You or Your Family is Experiencing Unexplained Health Issues
It might be one of the last things you consider, but a furnace breakdown might affect your health or the health of your loved ones. If your furnace has a broken heat exchanger, carbon monoxide can leak into your home. If this happens, you may experience health problems like headaches and flu-like symptoms. If you experience these symptoms and don’t have the flu, you should leave home immediately and contact a specialist for an emergency inspection and repair.

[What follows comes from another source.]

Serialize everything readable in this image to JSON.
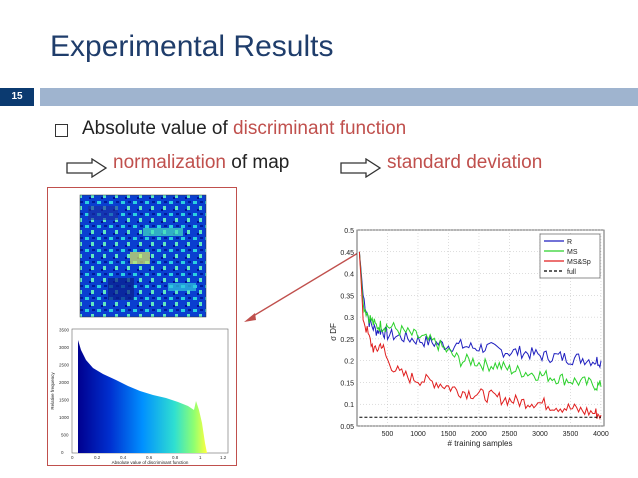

If you have a carbon monoxide detector, it will sound an alarm if there is too much poisonous gas in the air.
Your Home is Dusty or Dry
If you find that your home is continuously filling up with dust or if the air feels unusually dry, then there might be a problem developing with your furnace. This is often caused by a dirty air filter. If your home is starting to experience sub-par airflow, this could be indicative of blower motor issues or even clogged or broken air duct systems.
Blower Motor Is Always On
Furnaces work by turning on for a set period, creating heat using the heat exchanger, then blowing warm air through the ducts using the blower motor. Then, at the end of the heating cycle, the furnace turns off again.
However, if you are starting to discover that your blower motor is continually running, then you might be experiencing a problem. A blowing motor that is always running may indicate that there is a problem with your thermostat’s wiring, or that the thermostat isn’t set correctly.
If you can’t find a solution by changing the settings on your thermostat, then it will be time to call a professional to take a more in-depth look into the problem.